The forces acting on the mass are the weight, directly downward; Fnormal acting perpendicular to the incline and therefore directly upward, and the frictional force f, which acts in the direction opposite to that of motion. While the rubber band is pulling on the system there is also a force in the direction of `ds, but since this force does not act over most of the coasting distance it is not indicated except by the presence of the rubber band.

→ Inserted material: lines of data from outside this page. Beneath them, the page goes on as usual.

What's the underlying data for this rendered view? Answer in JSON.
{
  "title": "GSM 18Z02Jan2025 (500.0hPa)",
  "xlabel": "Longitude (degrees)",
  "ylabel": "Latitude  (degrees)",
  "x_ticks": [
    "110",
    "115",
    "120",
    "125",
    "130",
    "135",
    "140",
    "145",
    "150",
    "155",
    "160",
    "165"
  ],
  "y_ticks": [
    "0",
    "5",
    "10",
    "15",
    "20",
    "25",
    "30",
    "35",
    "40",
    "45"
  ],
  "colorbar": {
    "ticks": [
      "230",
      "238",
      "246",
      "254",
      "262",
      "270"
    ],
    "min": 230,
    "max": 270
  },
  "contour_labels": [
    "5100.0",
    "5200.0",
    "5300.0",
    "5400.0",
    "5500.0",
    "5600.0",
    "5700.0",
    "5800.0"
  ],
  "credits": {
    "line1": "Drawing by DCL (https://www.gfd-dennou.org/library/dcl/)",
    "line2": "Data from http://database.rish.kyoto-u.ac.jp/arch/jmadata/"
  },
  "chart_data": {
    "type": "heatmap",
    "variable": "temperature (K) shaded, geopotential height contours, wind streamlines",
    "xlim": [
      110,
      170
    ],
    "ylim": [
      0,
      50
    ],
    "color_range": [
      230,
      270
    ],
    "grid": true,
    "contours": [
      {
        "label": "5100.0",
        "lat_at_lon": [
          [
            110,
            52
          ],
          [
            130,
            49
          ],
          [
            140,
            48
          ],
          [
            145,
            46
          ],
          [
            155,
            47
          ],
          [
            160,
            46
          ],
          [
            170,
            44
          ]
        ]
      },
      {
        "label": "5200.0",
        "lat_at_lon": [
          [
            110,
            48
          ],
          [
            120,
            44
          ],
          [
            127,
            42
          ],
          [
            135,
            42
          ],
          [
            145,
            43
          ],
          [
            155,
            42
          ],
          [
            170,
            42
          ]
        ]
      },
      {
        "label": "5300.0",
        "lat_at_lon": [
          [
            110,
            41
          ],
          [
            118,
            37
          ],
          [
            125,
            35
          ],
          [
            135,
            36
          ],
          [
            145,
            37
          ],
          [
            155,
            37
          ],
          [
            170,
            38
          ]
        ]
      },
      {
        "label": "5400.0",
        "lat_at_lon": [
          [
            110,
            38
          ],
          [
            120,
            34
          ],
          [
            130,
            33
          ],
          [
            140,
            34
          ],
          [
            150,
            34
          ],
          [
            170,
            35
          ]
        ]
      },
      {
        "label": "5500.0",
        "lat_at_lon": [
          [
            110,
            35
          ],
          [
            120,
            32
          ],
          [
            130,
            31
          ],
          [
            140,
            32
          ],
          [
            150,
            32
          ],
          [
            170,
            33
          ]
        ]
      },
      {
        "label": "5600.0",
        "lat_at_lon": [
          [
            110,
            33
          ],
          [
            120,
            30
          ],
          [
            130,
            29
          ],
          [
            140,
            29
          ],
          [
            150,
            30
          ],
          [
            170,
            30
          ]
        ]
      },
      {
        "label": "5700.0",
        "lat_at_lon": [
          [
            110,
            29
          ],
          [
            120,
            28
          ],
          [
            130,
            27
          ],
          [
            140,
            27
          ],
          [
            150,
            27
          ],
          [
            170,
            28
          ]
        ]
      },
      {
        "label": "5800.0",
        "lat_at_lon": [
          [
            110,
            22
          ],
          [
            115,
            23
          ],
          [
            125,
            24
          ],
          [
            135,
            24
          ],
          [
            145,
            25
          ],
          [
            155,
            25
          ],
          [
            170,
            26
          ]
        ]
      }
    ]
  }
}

Since the system is in vertical equilibrium the two vertical forces add up to zero, so the normal force is equal and opposite to the weight. The magnitude of the normal force is thus Fnormal = m g = .105 kg * 9.8 m/s^2 = 1.03 Newtons. The frictional force is .03 * Fnormal:

Frictional force = .03 * normal force = .03 * 1.03 N = .03 N approx.

The work done by friction is therefore -.03 N * `ds, where `ds is the displacement of the object across the surface (direction of `ds is assumed positive).

Work of the system against friction is therefore .03 N * `ds.

By energy conservation the -4.75 J of work done by the system against rubber band plus the work .03 N * `ds done by the system against friction is equal and opposite to the KE change of the system:

`dWnet + `dKE = 0.

Work by net force is -4.75 J + .03 N * `ds; system was originally at rest and system came to rest so `dKE = 0.

(-4.75 J + .03 N * `ds) + 0 = 0 and

.03 N * `ds = 4.75 J so

`ds = 4.75 J / (.03 N) = 158.3 meters.

Since `dWnet consists of work done against both conservative and nonconservative forces it can be broken down into work done against the conservative rubber band force, which is `dPE, and the work done against the nonconservative frictional force, which we denote `dWnoncons. Now the -4.75 J of work done against the rubber band force is regarded as potential energy change; its negative value shows that the PE of the rubber band is decreasing (i.e., it holds less and less energy as it snaps back). The work `dWnoncons done by the system against friction is positive, corresponding to the fact that the system exerts a force in its direction of motion to oppose friction. We have

`dWnoncons + `dWcons + `dKE = 0 or

`dWnoncons + `dPE + `dKE = 0 which again gives us

-4.75 J + .03 N * `ds + 0 = 0 and

.03 N * `ds = 4.75 J so

`ds = 4.75 J / (.03 N) = 158.3 meters.